Glycogen storage disease II type (GSD II, m. Pompe) is an autosomal recessive disorder with an incidence of about 1: 60 000. It is caused by a deficiency of lysosomal hydrolytic enzyme acid maltase (alpha-glucosidase), which is responsible for degradation of intralysosomal glycogen. The structural gene for alpha-glucosidase was localized on chromosome 17q23. According to the clinical manifestations and age of the first symptoms manifestation there are two main types of the disease. The infantile form of GSD II affects children in the first months of life. They are significantly hypotonic (” floppy baby”), respiratory muscles are also affected massive cardiomegaly, can be prominent as well as macroglossia and hepatomegaly. Disease progresses rapidly and death usually occurs within first year of age due to cardiorespiratory failure.
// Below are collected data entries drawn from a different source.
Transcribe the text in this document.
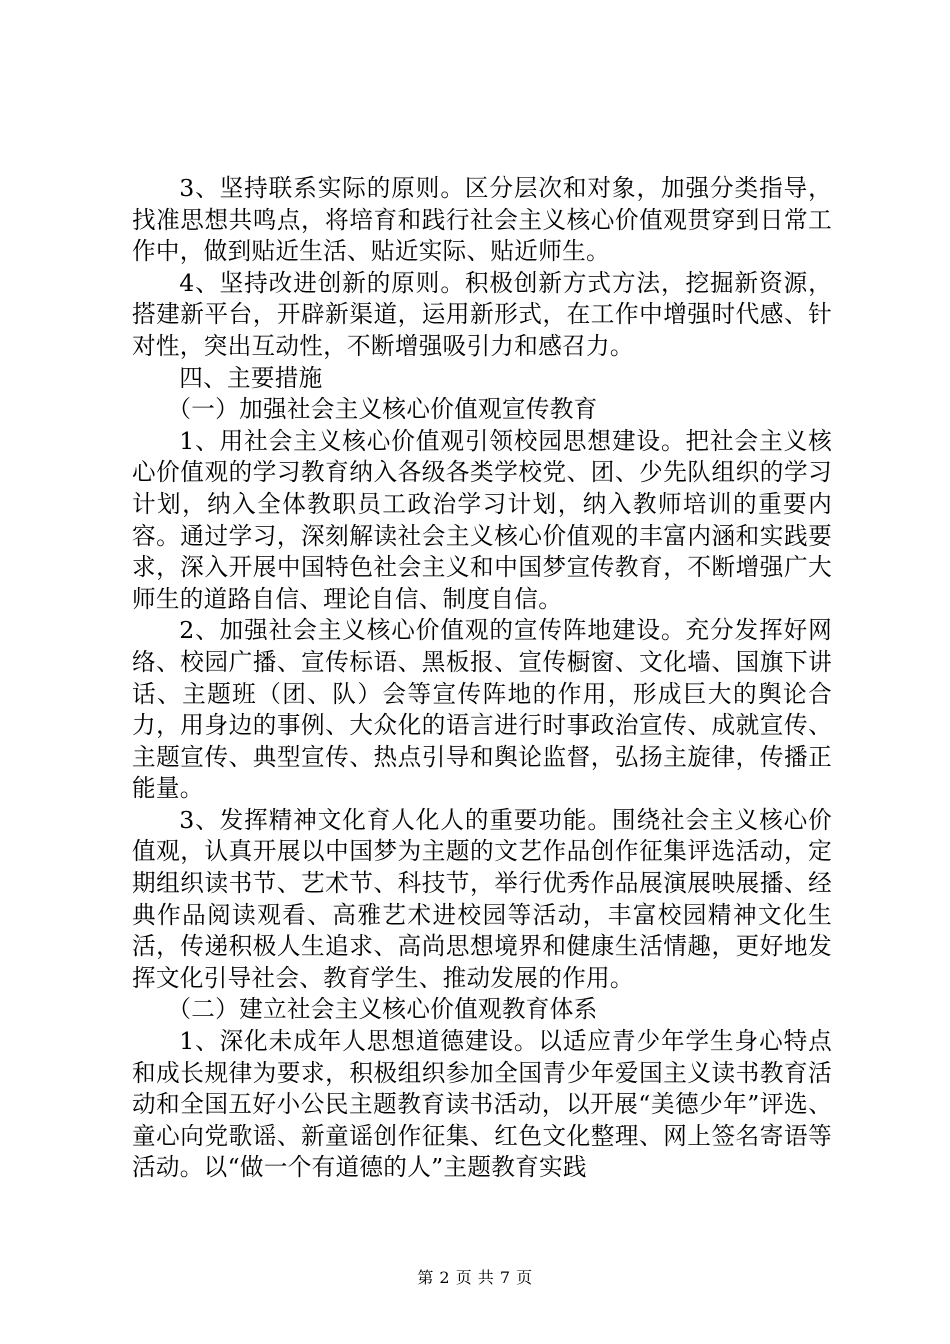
3、坚持联系实际的原则。区分层次和对象，加强分类指导，找准思想共鸣点，将培育和践行社会主义核心价值观贯穿到日常工作中，做到贴近生活、贴近实际、贴近师生。

4、坚持改进创新的原则。积极创新方式方法，挖掘新资源，搭建新平台，开辟新渠道，运用新形式，在工作中增强时代感、针对性，突出互动性，不断增强吸引力和感召力。

四、主要措施

（一）加强社会主义核心价值观宣传教育

1、用社会主义核心价值观引领校园思想建设。把社会主义核心价值观的学习教育纳入各级各类学校党、团、少先队组织的学习计划，纳入全体教职员工政治学习计划，纳入教师培训的重要内容。通过学习，深刻解读社会主义核心价值观的丰富内涵和实践要求，深入开展中国特色社会主义和中国梦宣传教育，不断增强广大师生的道路自信、理论自信、制度自信。

2、加强社会主义核心价值观的宣传阵地建设。充分发挥好网络、校园广播、宣传标语、黑板报、宣传橱窗、文化墙、国旗下讲话、主题班（团、队）会等宣传阵地的作用，形成巨大的舆论合力，用身边的事例、大众化的语言进行时事政治宣传、成就宣传、主题宣传、典型宣传、热点引导和舆论监督，弘扬主旋律，传播正能量。

3、发挥精神文化育人化人的重要功能。围绕社会主义核心价值观，认真开展以中国梦为主题的文艺作品创作征集评选活动，定期组织读书节、艺术节、科技节，举行优秀作品展演展映展播、经典作品阅读观看、高雅艺术进校园等活动，丰富校园精神文化生活，传递积极人生追求、高尚思想境界和健康生活情趣，更好地发挥文化引导社会、教育学生、推动发展的作用。

（二）建立社会主义核心价值观教育体系

1、深化未成年人思想道德建设。以适应青少年学生身心特点和成长规律为要求，积极组织参加全国青少年爱国主义读书教育活动和全国五好小公民主题教育读书活动，以开展“美德少年”评选、童心向党歌谣、新童谣创作征集、红色文化整理、网上签名寄语等活动。以“做一个有道德的人”主题教育实践

第 2 页 共 7 页
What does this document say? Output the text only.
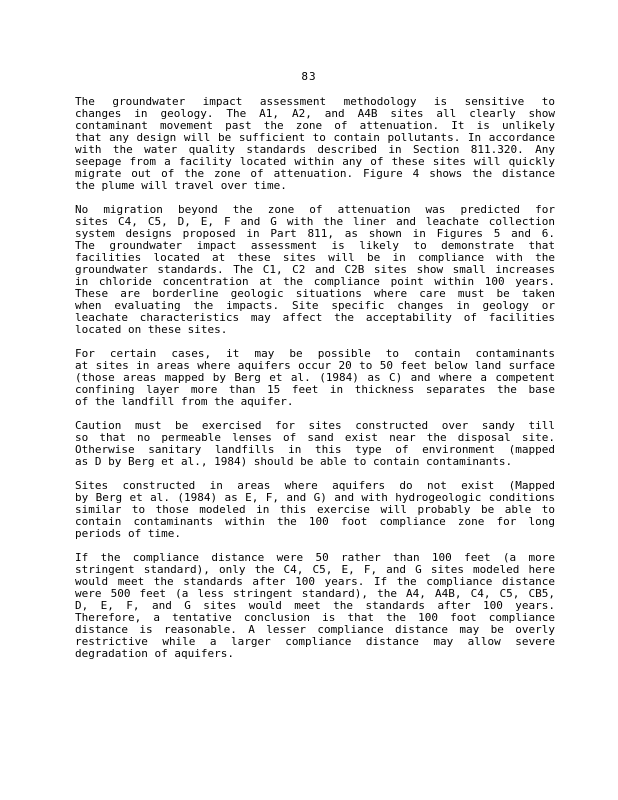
83
The groundwater impact assessment methodology is sensitive to
changes in geology. The A1, A2, and A4B sites all clearly show
contaminant movement past the zone of attenuation. It is unlikely
that any design will be sufficient to contain pollutants. In accordance
with the water quality standards described in Section 811.320. Any
seepage from a facility located within any of these sites will quickly
migrate out of the zone of attenuation. Figure 4 shows the distance
the plume will travel over time.
No migration beyond the zone of attenuation was predicted for
sites C4, C5, D, E, F and G with the liner and leachate collection
system designs proposed in Part 811, as shown in Figures 5 and 6.
The groundwater impact assessment is likely to demonstrate that
facilities located at these sites will be in compliance with the
groundwater standards. The C1, C2 and C2B sites show small increases
in chloride concentration at the compliance point within 100 years.
These are borderline geologic situations where care must be taken
when evaluating the impacts. Site specific changes in geology or
leachate characteristics may affect the acceptability of facilities
located on these sites.
For certain cases, it may be possible to contain contaminants
at sites in areas where aquifers occur 20 to 50 feet below land surface
(those areas mapped by Berg et al. (1984) as C) and where a competent
confining layer more than 15 feet in thickness separates the base
of the landfill from the aquifer.
Caution must be exercised for sites constructed over sandy till
so that no permeable lenses of sand exist near the disposal site.
Otherwise sanitary landfills in this type of environment (mapped
as D by Berg et al., 1984) should be able to contain contaminants.
Sites constructed in areas where aquifers do not exist (Mapped
by Berg et al. (1984) as E, F, and G) and with hydrogeologic conditions
similar to those modeled in this exercise will probably be able to
contain contaminants within the 100 foot compliance zone for long
periods of time.
If the compliance distance were 50 rather than 100 feet (a more
stringent standard), only the C4, C5, E, F, and G sites modeled here
would meet the standards after 100 years. If the compliance distance
were 500 feet (a less stringent standard), the A4, A4B, C4, C5, CB5,
D, E, F, and G sites would meet the standards after 100 years.
Therefore, a tentative conclusion is that the 100 foot compliance
distance is reasonable. A lesser compliance distance may be overly
restrictive while a larger compliance distance may allow severe
degradation of aquifers.
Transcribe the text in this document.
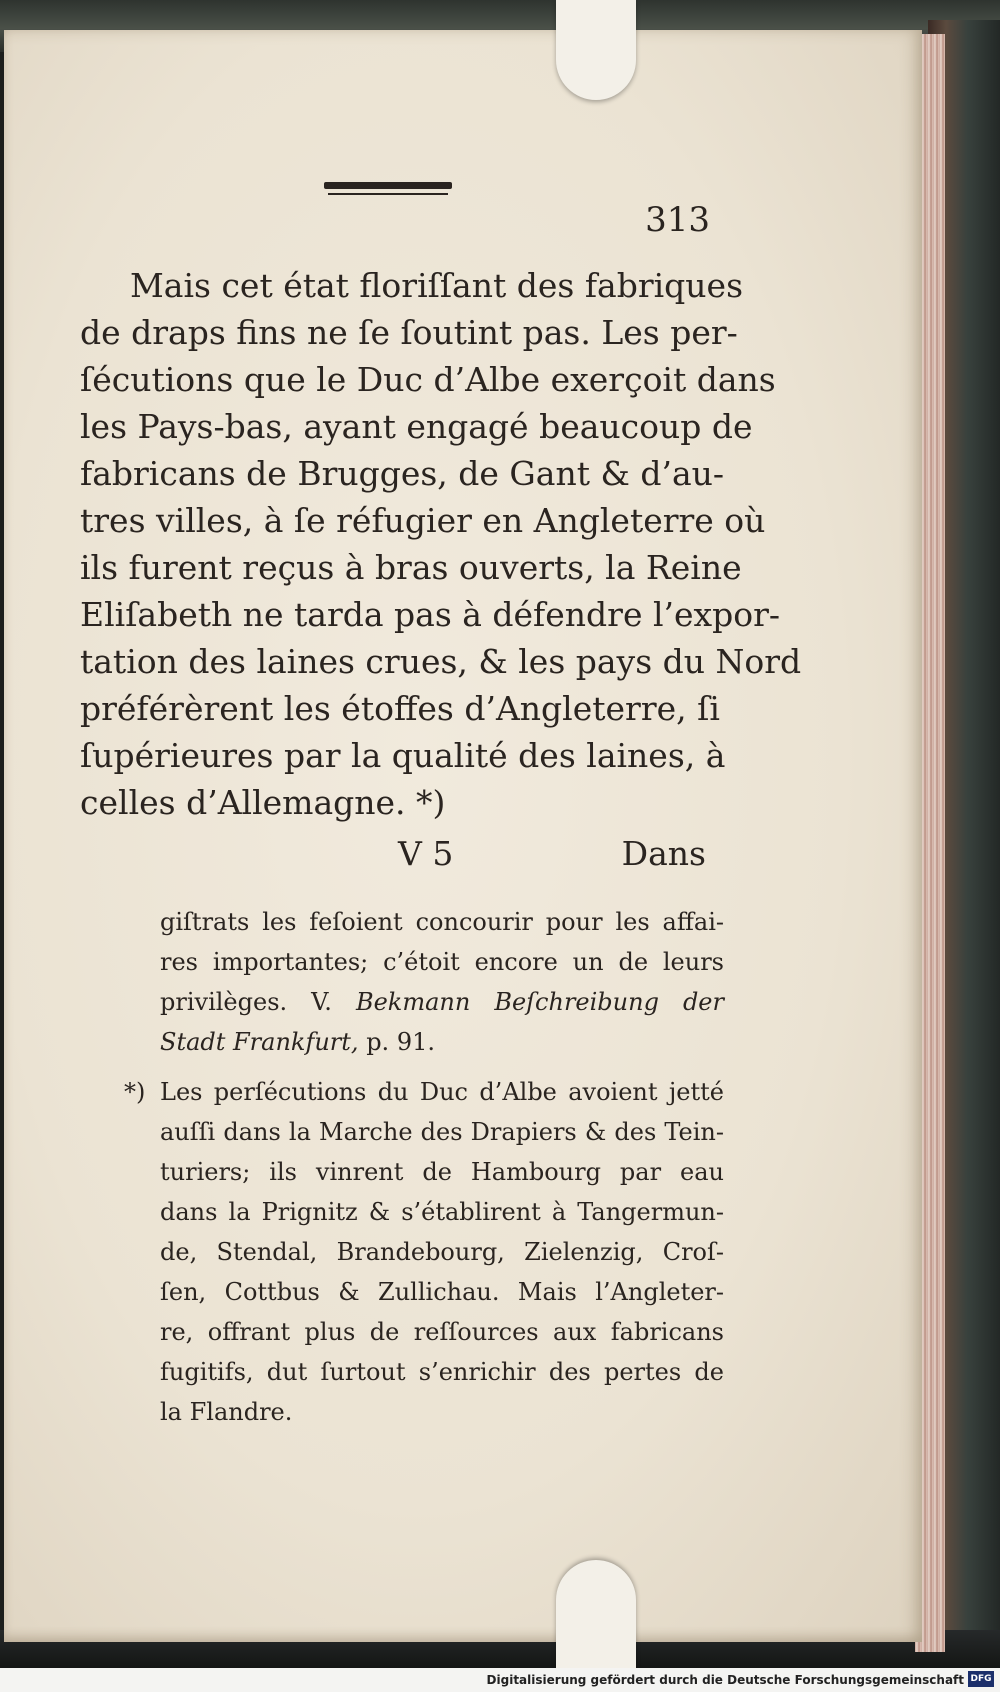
313
Mais cet état floriſſant des fabriques
de draps fins ne ſe ſoutint pas. Les per-
ſécutions que le Duc d’Albe exerçoit dans
les Pays-bas, ayant engagé beaucoup de
fabricans de Brugges, de Gant & d’au-
tres villes, à ſe réfugier en Angleterre où
ils furent reçus à bras ouverts, la Reine
Eliſabeth ne tarda pas à défendre l’expor-
tation des laines crues, & les pays du Nord
préférèrent les étoffes d’Angleterre, ſi
ſupérieures par la qualité des laines, à
celles d’Allemagne. *)
V 5	Dans
giſtrats les feſoient concourir pour les affai-
res importantes; c’étoit encore un de leurs
privilèges. V. Bekmann Beſchreibung der
Stadt Frankfurt, p. 91.
*) Les perſécutions du Duc d’Albe avoient jetté
auſſi dans la Marche des Drapiers & des Tein-
turiers; ils vinrent de Hambourg par eau
dans la Prignitz & s’établirent à Tangermun-
de, Stendal, Brandebourg, Zielenzig, Croſ-
ſen, Cottbus & Zullichau. Mais l’Angleter-
re, offrant plus de reſſources aux fabricans
fugitifs, dut ſurtout s’enrichir des pertes de
la Flandre.
Digitalisierung gefördert durch die Deutsche Forschungsgemeinschaft DFG
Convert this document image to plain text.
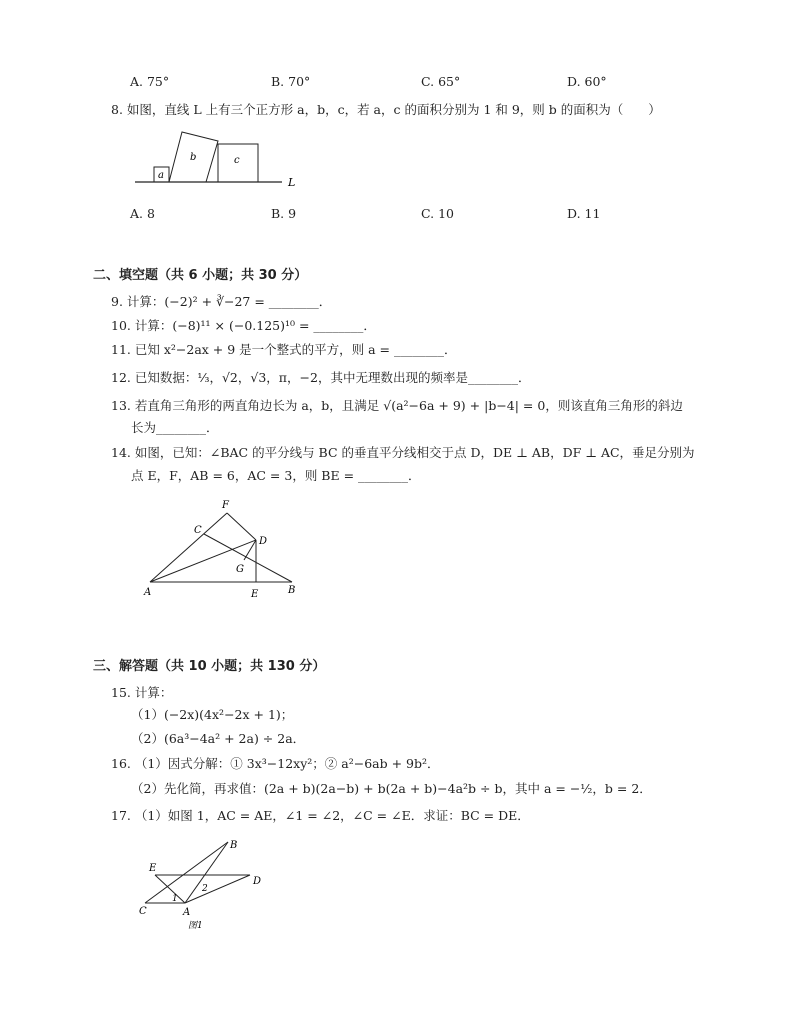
A. 75°	B. 70°	C. 65°	D. 60°
8. 如图，直线 L 上有三个正方形 a，b，c，若 a，c 的面积分别为 1 和 9，则 b 的面积为（　　）
a
b	c
L
A. 8	B. 9	C. 10	D. 11
二、填空题（共 6 小题；共 30 分）
9. 计算：(−2)² + ∛−27 = ________．
10. 计算：(−8)¹¹ × (−0.125)¹⁰ = ________．
11. 已知 x²−2ax + 9 是一个整式的平方，则 a = ________．
12. 已知数据：⅓，√2，√3，π，−2，其中无理数出现的频率是________．
13. 若直角三角形的两直角边长为 a，b，且满足 √(a²−6a + 9) + |b−4| = 0，则该直角三角形的斜边
长为________．
14. 如图，已知：∠BAC 的平分线与 BC 的垂直平分线相交于点 D，DE ⊥ AB，DF ⊥ AC，垂足分别为
点 E，F，AB = 6，AC = 3，则 BE = ________．
F
C
D
G
A	E	B
三、解答题（共 10 小题；共 130 分）
15. 计算：
（1）(−2x)(4x²−2x + 1)；
（2）(6a³−4a² + 2a) ÷ 2a．
16. （1）因式分解：① 3x³−12xy²；② a²−6ab + 9b²．
（2）先化简，再求值：(2a + b)(2a−b) + b(2a + b)−4a²b ÷ b，其中 a = −½，b = 2．
17. （1）如图 1，AC = AE，∠1 = ∠2，∠C = ∠E．求证：BC = DE．
B
E
D
C	A
1
2
图1
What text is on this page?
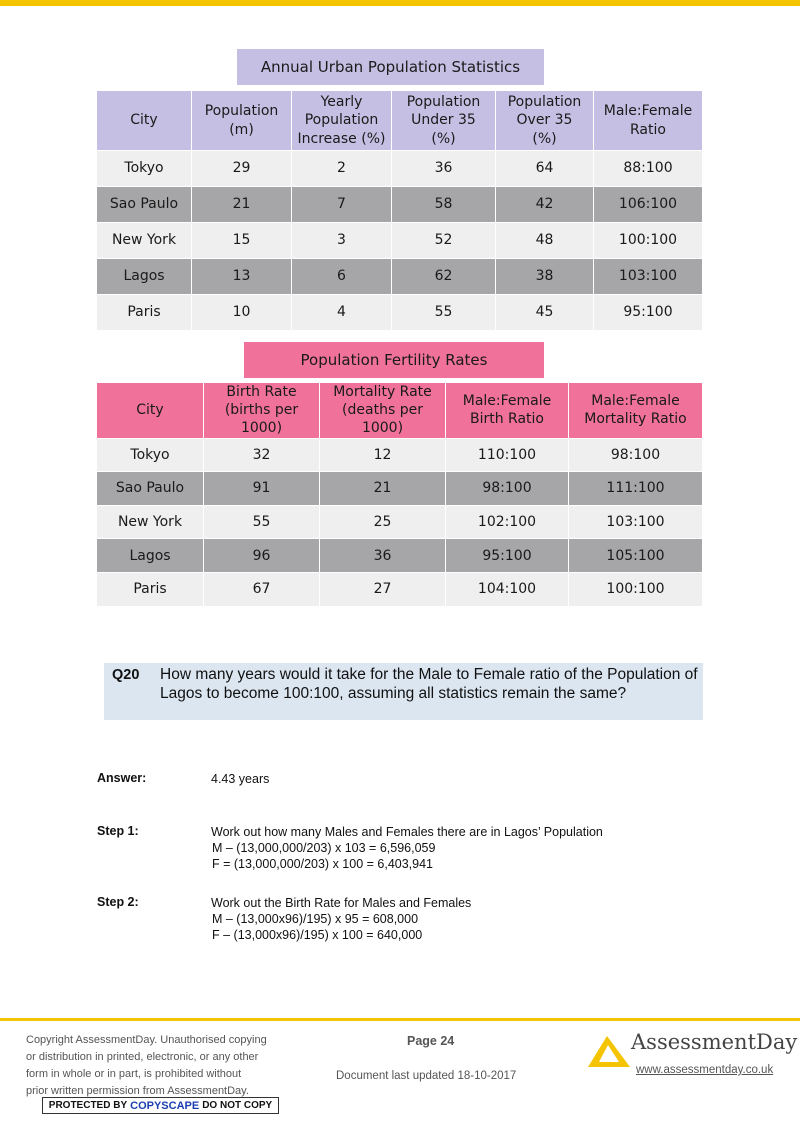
Annual Urban Population Statistics
City	Population (m)	Yearly Population Increase (%)	Population Under 35 (%)	Population Over 35 (%)	Male:Female Ratio
Tokyo	29	2	36	64	88:100
Sao Paulo	21	7	58	42	106:100
New York	15	3	52	48	100:100
Lagos	13	6	62	38	103:100
Paris	10	4	55	45	95:100
Population Fertility Rates
City	Birth Rate (births per 1000)	Mortality Rate (deaths per 1000)	Male:Female Birth Ratio	Male:Female Mortality Ratio
Tokyo	32	12	110:100	98:100
Sao Paulo	91	21	98:100	111:100
New York	55	25	102:100	103:100
Lagos	96	36	95:100	105:100
Paris	67	27	104:100	100:100
Q20 How many years would it take for the Male to Female ratio of the Population of Lagos to become 100:100, assuming all statistics remain the same?
Answer:	4.43 years
Step 1:	Work out how many Males and Females there are in Lagos’ Population
M – (13,000,000/203) x 103 = 6,596,059
F = (13,000,000/203) x 100 = 6,403,941
Step 2:	Work out the Birth Rate for Males and Females
M – (13,000x96)/195) x 95 = 608,000
F – (13,000x96)/195) x 100 = 640,000
Copyright AssessmentDay. Unauthorised copying
or distribution in printed, electronic, or any other
form in whole or in part, is prohibited without
prior written permission from AssessmentDay.
PROTECTED BY COPYSCAPE DO NOT COPY
Page 24
Document last updated 18-10-2017
AssessmentDay
www.assessmentday.co.uk
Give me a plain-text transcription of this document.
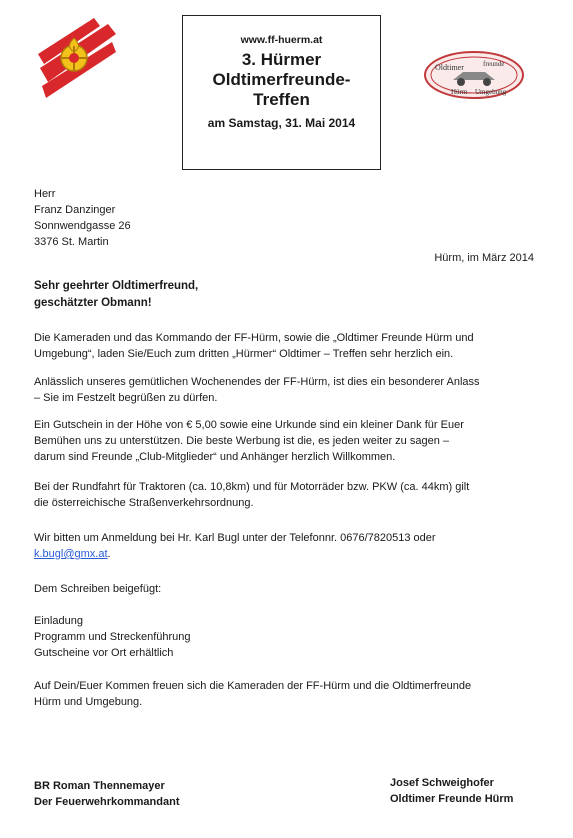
F.F. HÜRM
www.ff-huerm.at
3. Hürmer
Oldtimerfreunde-
Treffen
am Samstag, 31. Mai 2014
Oldtimer	freunde
Hürm Umgebung
Herr
Franz Danzinger
Sonnwendgasse 26
3376 St. Martin
Hürm, im März 2014
Sehr geehrter Oldtimerfreund,
geschätzter Obmann!
Die Kameraden und das Kommando der FF-Hürm, sowie die „Oldtimer Freunde Hürm und
Umgebung“, laden Sie/Euch zum dritten „Hürmer“ Oldtimer – Treffen sehr herzlich ein.
Anlässlich unseres gemütlichen Wochenendes der FF-Hürm, ist dies ein besonderer Anlass
– Sie im Festzelt begrüßen zu dürfen.
Ein Gutschein in der Höhe von € 5,00 sowie eine Urkunde sind ein kleiner Dank für Euer
Bemühen uns zu unterstützen. Die beste Werbung ist die, es jeden weiter zu sagen –
darum sind Freunde „Club-Mitglieder“ und Anhänger herzlich Willkommen.
Bei der Rundfahrt für Traktoren (ca. 10,8km) und für Motorräder bzw. PKW (ca. 44km) gilt
die österreichische Straßenverkehrsordnung.
Wir bitten um Anmeldung bei Hr. Karl Bugl unter der Telefonnr. 0676/7820513 oder
k.bugl@gmx.at.
Dem Schreiben beigefügt:
Einladung
Programm und Streckenführung
Gutscheine vor Ort erhältlich
Auf Dein/Euer Kommen freuen sich die Kameraden der FF-Hürm und die Oldtimerfreunde
Hürm und Umgebung.
BR Roman Thennemayer
Der Feuerwehrkommandant
Josef Schweighofer
Oldtimer Freunde Hürm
Adult form is connected with disabilities of skeletal muscles involving respiratory muscles and diaphragm. Progression is slow, the myocardium is not affected. The term juvenile form is referred to a number of transitional forms of the disease with the first manifestation from 6 months to 2 years of age with disabilities of skeleton muscles, cardiomegaly, hypotonia, hypoventilation and death usually at the end of the second decade. aboratory we find elevation of CK, AST, ALT, LDH, there are not variations in the metabolism of carbohydrates. The EMG can be normal, but usually a myopathic record with complex repetitive discharges is found. Conduction velocity of motor and sensory nerves are normal. Muscle biopsy may also be normal, but it also detects 10-fold higher glycogen content of normal structure, which is located in lysosomes and intracellular. Reduced alpha-glucosidase activity can be confirmed in cultivated fibroblasts, lymphocytes, leukocytes and in muscle cells. Today is also available alpha glucosidase activity examination in a drop of dry blood. The definitive diagnosis is confirmed by finding specific mutations in genetic testing. In recent years, it is possible to treat with enzyme replacement therapy (ERT). The disposal is Myozyme preparation, which is a recombinant, purified human enzyme that is administered intravenously at a dose of 20 mg/kg/2 weeks. The case report presents the experience in diagnosis and enzyme replacement therapy in our 44-year-old patient with GSD II type.

Keywords: glycogenosis II type Pompe disease, cardiomyopathy, hypotonia, myopathy.